Barlow’s Bookies is as much an anachronism in today’s real England as Underworld is. In reality, Carla would be having knickers stitched in Bangladesh, not on the street near where she lives, and Peter would be manager of a Ladbrokes betting shop, not an independent bookie with a single backstreet shop.
In both businesses, Rob has given voice to the new economic reality. When he set up business on his own after Carla returned, he was soliciting orders and filling them without having a bricks and mortar building. Was he using offshore manufacturers or hiring local seamstresses on a piecework basis? Carla soon brought him back into Underworld so we don’t really know how his independent business panned out.*
Creative Consultant
Now, after buying out Leanne’s share of Barlow’s Bookies, Carla installed Rob as Creative Consultant to improve Peter’s rapidly failing business. Rob was the one to mention the competition given by on-line gambling. The popularity of internet betting has contributed to the financial woes of large bookie chains in England for quite a few years.

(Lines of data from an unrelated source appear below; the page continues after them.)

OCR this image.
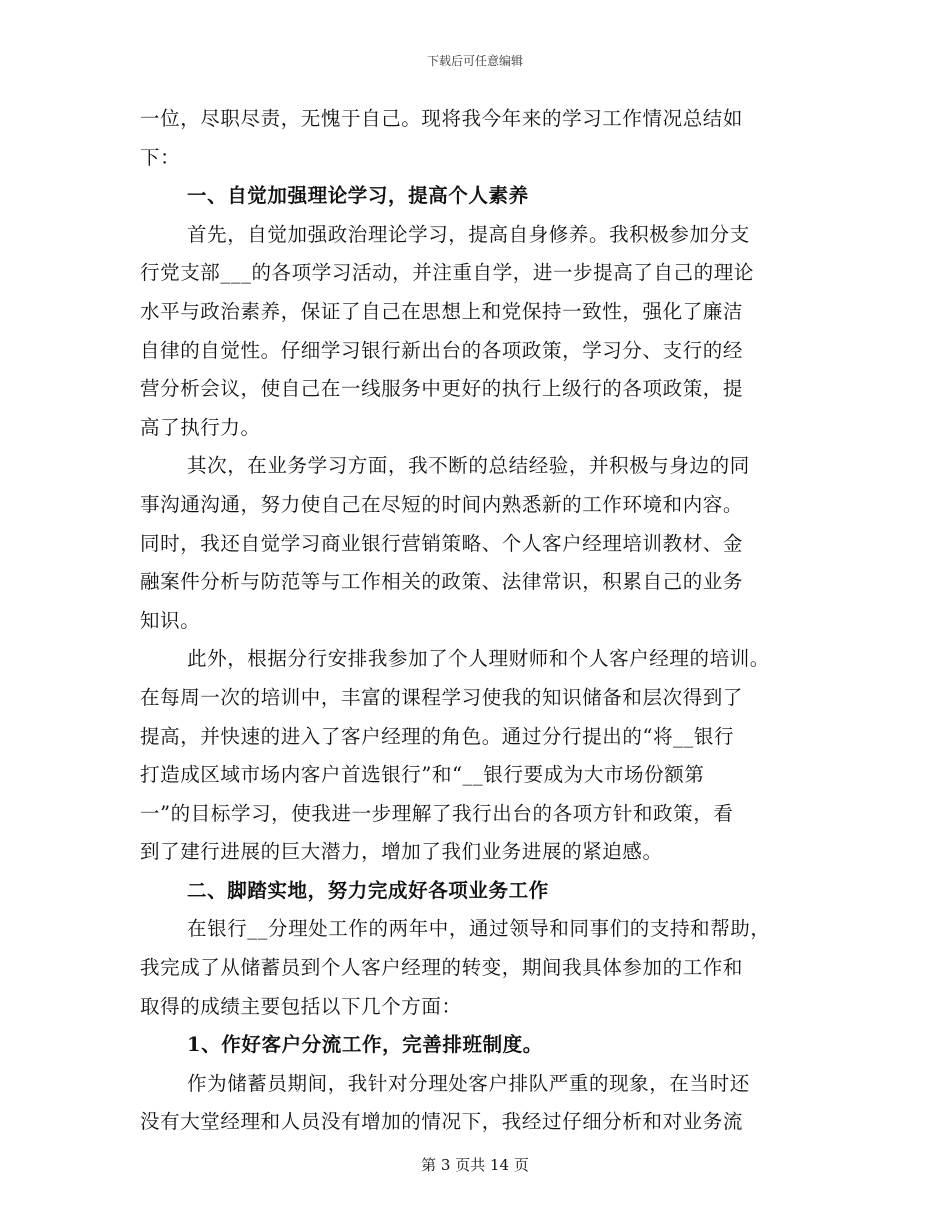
下载后可任意编辑
一位，尽职尽责，无愧于自己。现将我今年来的学习工作情况总结如
下：
一、自觉加强理论学习，提高个人素养
首先，自觉加强政治理论学习，提高自身修养。我积极参加分支
行党支部___的各项学习活动，并注重自学，进一步提高了自己的理论
水平与政治素养，保证了自己在思想上和党保持一致性，强化了廉洁
自律的自觉性。仔细学习银行新出台的各项政策，学习分、支行的经
营分析会议，使自己在一线服务中更好的执行上级行的各项政策，提
高了执行力。
其次，在业务学习方面，我不断的总结经验，并积极与身边的同
事沟通沟通，努力使自己在尽短的时间内熟悉新的工作环境和内容。
同时，我还自觉学习商业银行营销策略、个人客户经理培训教材、金
融案件分析与防范等与工作相关的政策、法律常识，积累自己的业务
知识。
此外，根据分行安排我参加了个人理财师和个人客户经理的培训。
在每周一次的培训中，丰富的课程学习使我的知识储备和层次得到了
提高，并快速的进入了客户经理的角色。通过分行提出的“将__银行
打造成区域市场内客户首选银行”和“__银行要成为大市场份额第
一”的目标学习，使我进一步理解了我行出台的各项方针和政策，看
到了建行进展的巨大潜力，增加了我们业务进展的紧迫感。
二、脚踏实地，努力完成好各项业务工作
在银行__分理处工作的两年中，通过领导和同事们的支持和帮助，
我完成了从储蓄员到个人客户经理的转变，期间我具体参加的工作和
取得的成绩主要包括以下几个方面：
1、作好客户分流工作，完善排班制度。
作为储蓄员期间，我针对分理处客户排队严重的现象，在当时还
没有大堂经理和人员没有增加的情况下，我经过仔细分析和对业务流
第 3 页共 14 页
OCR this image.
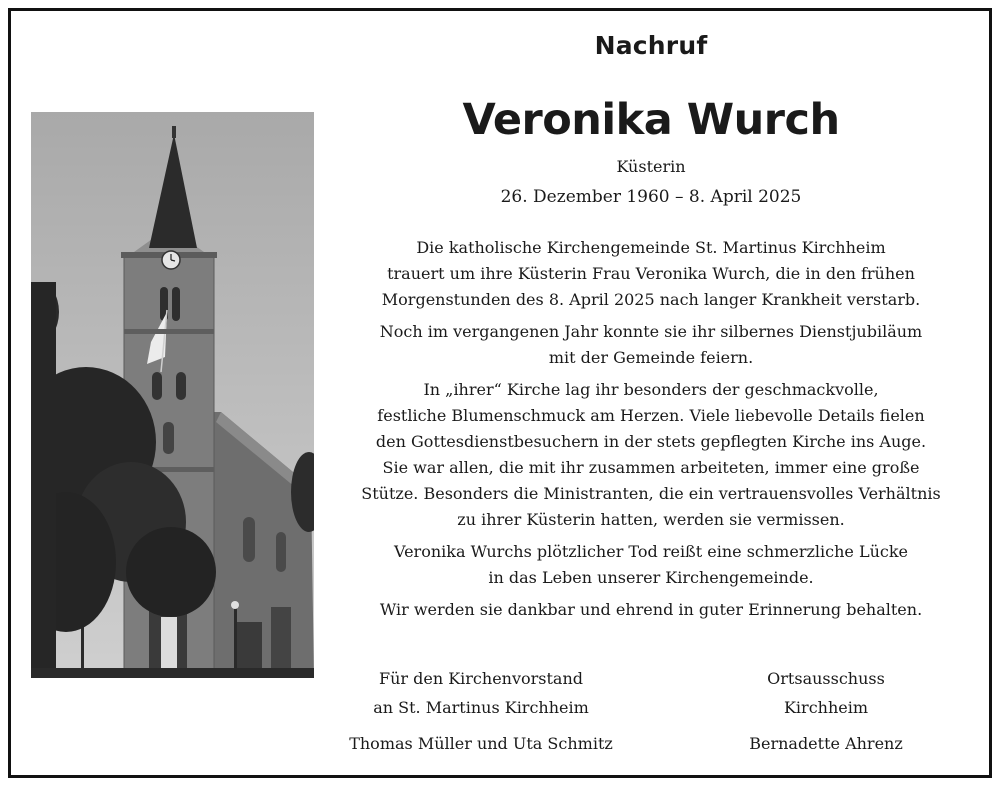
Nachruf
Veronika Wurch
Küsterin
26. Dezember 1960 – 8. April 2025

Die katholische Kirchengemeinde St. Martinus Kirchheim
trauert um ihre Küsterin Frau Veronika Wurch, die in den frühen
Morgenstunden des 8. April 2025 nach langer Krankheit verstarb.

Noch im vergangenen Jahr konnte sie ihr silbernes Dienstjubiläum
mit der Gemeinde feiern.

In „ihrer“ Kirche lag ihr besonders der geschmackvolle,
festliche Blumenschmuck am Herzen. Viele liebevolle Details fielen
den Gottesdienstbesuchern in der stets gepflegten Kirche ins Auge.
Sie war allen, die mit ihr zusammen arbeiteten, immer eine große
Stütze. Besonders die Ministranten, die ein vertrauensvolles Verhältnis
zu ihrer Küsterin hatten, werden sie vermissen.

Veronika Wurchs plötzlicher Tod reißt eine schmerzliche Lücke
in das Leben unserer Kirchengemeinde.

Wir werden sie dankbar und ehrend in guter Erinnerung behalten.

Für den Kirchenvorstand
an St. Martinus Kirchheim
Thomas Müller und Uta Schmitz
Ortsausschuss
Kirchheim
Bernadette Ahrenz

Internet betting, along with the large chains themselves, would cause major headaches for a small independent bookie like Peter. It says a lot about the unseen gambling habits, and lack of luck, of the citizens of Weatherfield that Barlow’s Bookies is still in business at all!
Old style bookie versus new
The conflict between Peter and Rob is between old ways and new. This was illustrated by Peter unplugging the new computer and handing Rob a pad and pencil to figure out the payout on Steve’s each way bet. Since taking over in 2009, I doubt Peter has ever calculated odds and payouts by hand.
The point that he is trying to make, however, is that he can and Rob ought to be able to. Rob gets him back later in the week when he calculates on paper Tommy’s accumulator winnings on a 50 pence bet.
In modernizing the business, Rob is probably right. In respecting the basics of bookmaking – horses, courses and mental acuity – Peter is right too. It would be nice to see them succeed as a team, Rob upgrading the ambience and the technical equipment and Peter keeping the traditions of betting and betting shops. This bookie shop could use both horses running both courses.
But the dramatic point is to have two massive male egos, and two massive adult crybabies, clash. Still, I will hope that each can see the value of the other’s “skill-set” (a term Rob probably loves). And that they can keep Barlow’s Bookies, a lone bastion of a past age, alive and thriving.
*In Scene of the Week Jun. 16/13 we see how Rob has been doing in the rag trade.